Vor allem der Passat-Kombi Variant hat sich mit viel Platz und guter Qualität schnell einen Platz in den Herzen von Familien-Vätern und Handelsreisenden erobert. Mit einem Anteil von gut 25 Prozent liegt der Variant heute in der Mittelklasse in Europa unangefochten auf Platz ein, die Limousine wird nur knapp von der Mercedes C-Klasse auf den zweiten Rang verdrängt. Damit das auch in Zukunft so bleibt, frischt VW die 2014 vorgestellte, achte Passat-Generation ordentlich auf.
Ende einer Ära
Allerdings läutet die Überarbeitung auch gleichzeitig das Ende einer Ära ein: Seit 42 Jahren wird der Passat in Emden gebaut, und wenn die Facelift-Version auf dem Genfer Autosalon im März ihre offizielle Premiere feiert, läuft rund tausend Kilometer weiter nördlich schon der dreißigmillionste Passat vom Band. Eine weitere Jubiläums-Marke wird aber wohl in Emden nicht mehr erreicht werden: Mit dem Start der nächsten Generation (voraussichtlich 2022) verlagert Volkswagen die Produktion nach Tschechien, wo der VW dann zusammen mit seinem Schwestermodell Skoda Superb gefertigt wird.
Immerhin: Der Standort Emden soll nicht aufgegeben werden. Zusammen mit anderen Werken – unter anderem der Gläsernen Manufaktur in Dresden und dem US-Werk in Chattanooga – soll Emden zum Elektro-Standard werden. Schon bald werden an der Emsmündung also die neuen I.D.-Modelle vom Band rollen. Ölverschmierte Overalls gehören dann im Enden der Vergangenheit an.
Neue Licht-Technik
Bis es soweit ist, geht die Passat-Fertigung in Ostfriesland aber unverändert weiter. Ab Sommer allerdings dürfen die Werker erstmal noch eine neue Front und eine modifizierte Heckschürze an die Karosserie montieren: Vorne fallen vor allem die neuen – jetzt serienmäßigen – LED-Scheinwerfer und -Nebelleuchten auf, hinten gibt es modifizierte Endrohre und ebenfalls Leuchtdioden-Technik. Mit dem Facelift hält die Klick-Klack-Funktion bei den Rückleuchten Einzug: Beim Bremsen wird das Licht nicht nur heller, sondern ändert seine Grafik, um mehr Aufmerksamkeit zu erzeugen.

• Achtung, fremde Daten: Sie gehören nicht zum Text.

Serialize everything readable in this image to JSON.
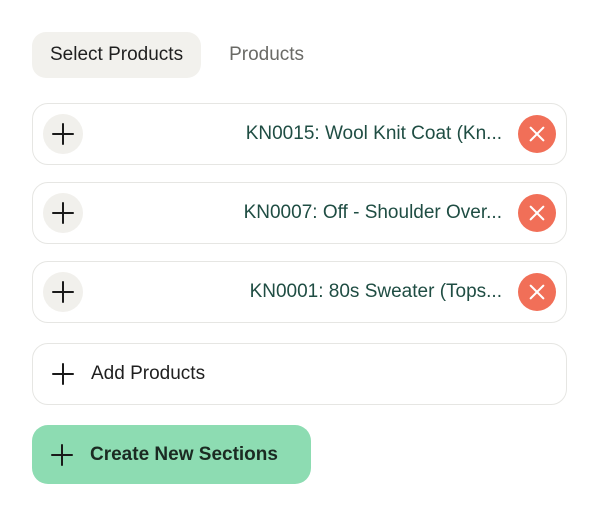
{
  "tabs": [
    {
      "label": "Select Products",
      "active": true
    },
    {
      "label": "Products",
      "active": false
    }
  ],
  "products": [
    {
      "label": "KN0015: Wool Knit Coat (Kn..."
    },
    {
      "label": "KN0007: Off - Shoulder Over..."
    },
    {
      "label": "KN0001: 80s Sweater (Tops..."
    }
  ],
  "add_products_label": "Add Products",
  "create_sections_label": "Create New Sections",
  "colors": {
    "product_text": "#1f4d43",
    "remove_button": "#f16f58",
    "create_button": "#8ddcb2"
  },
  "icons": {
    "add": "plus-icon",
    "remove": "close-icon"
  }
}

Auch innen wartet der Passat mit neuen Technik-Features auf: Die gegen Aufpreis erhältlichen, digitalen 11,7-Zoll-Instrumente punkten mit drei anpassbaren Layouts und besserer Grafik und mit der dritten Ausbaustufe des „Modularen Infotainment-Baukasten“ zieht neue Software ein. Die verbirgt sich je nach Kundenwunsch hinter einem 6,5, 8 oder 9,2 Zoll großen Touchscreen in der Mittelkonsole. Wer zum Premium-System greift, darf sich auf eine Menü-Anzeige im VW-Touareg-Stil freuen und kann einzelnen Kacheln frei nach Gusto mit Funktionen belegen. Dass der Passat mit der neuen Technik immer online ist, versteht sich von selbst.
Neue Connectivity-Angebote
Ebenfalls serienmäßig an Bord ist der Online-Dienst „We Connect“: Darunter bündelt VW diverse Connectivity-Services, wie zum Beispiel die Möglichkeit, per App mit dem Auto zu kommunizieren und neben der Abfrage des aktuellen Tankfüllstand oder Wartungsmeldungen, zum Beispiel auch die Fenster zu öffnen oder zu schließen oder das Fahrzeug aus der Ferne zu verriegeln.

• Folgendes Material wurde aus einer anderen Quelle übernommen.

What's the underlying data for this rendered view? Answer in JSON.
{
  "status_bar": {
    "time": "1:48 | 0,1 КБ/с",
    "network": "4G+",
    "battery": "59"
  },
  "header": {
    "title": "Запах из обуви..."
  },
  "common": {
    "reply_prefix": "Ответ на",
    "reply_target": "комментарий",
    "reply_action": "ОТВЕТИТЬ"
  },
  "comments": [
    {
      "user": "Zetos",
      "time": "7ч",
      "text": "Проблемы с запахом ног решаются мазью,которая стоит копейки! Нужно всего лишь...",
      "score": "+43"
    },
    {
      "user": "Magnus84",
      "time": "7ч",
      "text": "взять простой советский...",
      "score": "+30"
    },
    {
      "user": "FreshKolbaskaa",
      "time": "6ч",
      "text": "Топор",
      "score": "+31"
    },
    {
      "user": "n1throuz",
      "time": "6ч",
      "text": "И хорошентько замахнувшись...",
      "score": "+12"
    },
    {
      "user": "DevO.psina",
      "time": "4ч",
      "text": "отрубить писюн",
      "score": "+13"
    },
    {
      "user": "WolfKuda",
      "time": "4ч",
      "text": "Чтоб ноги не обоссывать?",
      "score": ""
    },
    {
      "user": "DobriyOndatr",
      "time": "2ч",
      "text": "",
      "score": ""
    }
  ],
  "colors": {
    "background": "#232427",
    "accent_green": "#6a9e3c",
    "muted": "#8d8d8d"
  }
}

Wer sein Auto häufig verleiht, kann sich auf den digitalen Schlüssel freuen. Damit kann der Passat anderen Fahrern überlassen werden, ohne dass der tatsächliche Schlüssel übergeben werden muss. Per App wird die Freigabe erteilt und der andere Fahrer kann mit seinem Smartphone den Wagen öffnen und starten. Auch Lieferdiensten kann so zukünftig der Zugang zum Kofferraum ermöglicht werden, damit diese dort Pakete ablegen können. Noch ein Schmankerl? Es soll beim neuen Passat sogar möglich sein, Parkscheine direkt im Infotainmentsystem zu lösen. Außerdem bietet VW mit „We Fleet“ einen speziellen Flottenkunden-Service an, mit dem mehrere Fahrzeuge einfach verwaltet werden können.
Mehr Assistenten
Aufgestockt hat Volkswagen auch das Angebot an Assistenzsystemen. Unter dem Namen „Travel Assist“ werden jetzt Abstandstempomat und die automatische Spurführung zusammengefasst: Bis 210 km/h hält der Passat nicht nur die Distanz zum Vordermann, sondern berücksichtigt auch Tempolimits und Navi-Daten, so dass er beispielsweise vor Kurven automatisch verzögert. Der Lenkassistent schaut sich das Verhalten des Fahrers ab, und hält den Wagen wahlweise mittig, eher links oder eher rechts in der Spur.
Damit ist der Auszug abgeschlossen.